If there was some way to say everything that needed saying, then it may all come spewing out like the oatmeal-soup bile of a bulimic, and this would be a thousand pages long. But nothing makes sense anymore, and trying to retain full composure is faulty at best. Unfortunately, this means confusion on top of confusion. And in this world, confusion is everything. It’s what makes us vulnerable, and what keeps us weak. We are, by nature, afraid of what we don’t understand, and this binds us in constant purgatorial restraints. We are so far beyond anything even remotely close to the every day norm, that when this becomes all you know, it’s hard to understand the reality that the rest of the world lives. To find a common interest, or to communicate in a way that has any meaning is next to impossible. I’ve spent so much time thinking about everything in my life. Unfortunately, I don’t seem to comprehend a good single-digit percentage. I’m at a point in my life where the ties and bindings I thought I needed are slowly starting to untie and loosen, and it is without a doubt one of the most interesting things I’ve ever experienced. It’s as if I’m watching the landscape around me crumble bit by bit, and the only thing I’m able to do is watch, because its like seeing someone drown. And little by little, my life is land-sliding and I’m watching the foundations of buildings and landmarks pick up speed. Shortly, I feel that I’m going to see it all crash to the ground, and my world is going to tilt. Dipping ever so slightly into the deep end, giving me a taste of the chaos that will be out of my hands beyond that point. I’m in a continuous loop of my past, wondering how the impossible odds were in my favor and how I’m in the same mental state I was years ago with such different scenery. I’m not exactly sure what it is, but I can feel it with an intensity that’s inexplicable. It’s spilling out of the seams, having filled up somewhere deep within me, and if I don’t relieve some of the pressure I’m going to burst in some violent explosion where all my insides are spread out over the distance of a mile.
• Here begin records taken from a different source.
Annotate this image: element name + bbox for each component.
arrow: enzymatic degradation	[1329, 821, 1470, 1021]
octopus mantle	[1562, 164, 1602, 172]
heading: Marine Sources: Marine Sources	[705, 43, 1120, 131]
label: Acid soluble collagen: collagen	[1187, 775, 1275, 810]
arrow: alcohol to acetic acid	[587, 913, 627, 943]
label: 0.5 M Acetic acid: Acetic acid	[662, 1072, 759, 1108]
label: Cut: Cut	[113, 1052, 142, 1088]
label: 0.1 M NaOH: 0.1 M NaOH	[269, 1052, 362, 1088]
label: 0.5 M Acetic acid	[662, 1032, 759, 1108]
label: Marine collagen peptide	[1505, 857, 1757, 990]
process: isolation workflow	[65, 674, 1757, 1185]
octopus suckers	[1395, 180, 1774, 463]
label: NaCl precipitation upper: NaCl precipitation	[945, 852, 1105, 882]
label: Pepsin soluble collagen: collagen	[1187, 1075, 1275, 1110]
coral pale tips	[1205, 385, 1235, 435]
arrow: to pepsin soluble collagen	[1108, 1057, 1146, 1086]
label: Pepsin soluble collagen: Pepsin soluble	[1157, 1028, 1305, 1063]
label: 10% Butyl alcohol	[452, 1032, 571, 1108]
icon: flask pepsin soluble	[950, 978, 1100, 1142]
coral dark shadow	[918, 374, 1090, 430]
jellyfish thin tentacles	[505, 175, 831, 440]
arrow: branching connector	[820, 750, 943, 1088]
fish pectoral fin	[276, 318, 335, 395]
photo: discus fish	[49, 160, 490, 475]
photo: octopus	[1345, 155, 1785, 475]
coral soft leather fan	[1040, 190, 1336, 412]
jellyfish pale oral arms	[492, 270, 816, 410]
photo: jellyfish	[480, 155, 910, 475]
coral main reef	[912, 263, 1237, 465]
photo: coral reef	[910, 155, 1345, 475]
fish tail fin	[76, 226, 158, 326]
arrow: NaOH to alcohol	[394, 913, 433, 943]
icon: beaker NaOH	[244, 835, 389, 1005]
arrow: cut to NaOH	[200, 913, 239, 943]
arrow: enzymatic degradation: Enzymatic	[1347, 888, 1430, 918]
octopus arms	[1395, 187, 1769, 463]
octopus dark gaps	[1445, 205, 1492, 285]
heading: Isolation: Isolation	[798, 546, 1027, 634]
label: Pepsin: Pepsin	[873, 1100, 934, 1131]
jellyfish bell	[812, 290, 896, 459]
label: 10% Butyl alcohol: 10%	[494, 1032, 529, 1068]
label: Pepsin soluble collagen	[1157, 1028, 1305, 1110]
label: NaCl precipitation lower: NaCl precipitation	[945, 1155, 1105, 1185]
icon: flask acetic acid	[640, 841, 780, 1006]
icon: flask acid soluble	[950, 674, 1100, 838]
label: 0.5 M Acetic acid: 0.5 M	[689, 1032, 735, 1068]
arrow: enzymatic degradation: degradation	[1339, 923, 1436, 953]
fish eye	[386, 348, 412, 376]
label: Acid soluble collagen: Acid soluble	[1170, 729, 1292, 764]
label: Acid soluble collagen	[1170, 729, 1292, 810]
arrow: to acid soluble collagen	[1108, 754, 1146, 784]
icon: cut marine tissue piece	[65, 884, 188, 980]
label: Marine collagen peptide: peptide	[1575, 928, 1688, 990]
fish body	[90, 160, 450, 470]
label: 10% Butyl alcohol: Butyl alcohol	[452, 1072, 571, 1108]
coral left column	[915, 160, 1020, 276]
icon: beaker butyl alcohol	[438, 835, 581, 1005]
I’m not asking for you to understand, or for you to feel sorry, because you won’t understand, and feeling sorry wont bring peace to my internal pandemonium. I’m asking my mind to file away the clutter and bring some sort of order to the mess that is my brain. I’m asking to let go of the impulses, and let go of the constant backseat narration that comes with my every waking moment. I need some sort of serenity. I need undisturbed sleep. And most importantly, I need complete control.
When I close my eyes all I can see is open fields for miles, the leaves ruffling and dancing in the slight breeze. The sun is on my face, and a pack of smashed cigarettes hide in my back pocket. I don’t know where I am, or where I’m going from here, but all I can hear from somewhere in the distance is “keep it together”- an infinite track list on repeat.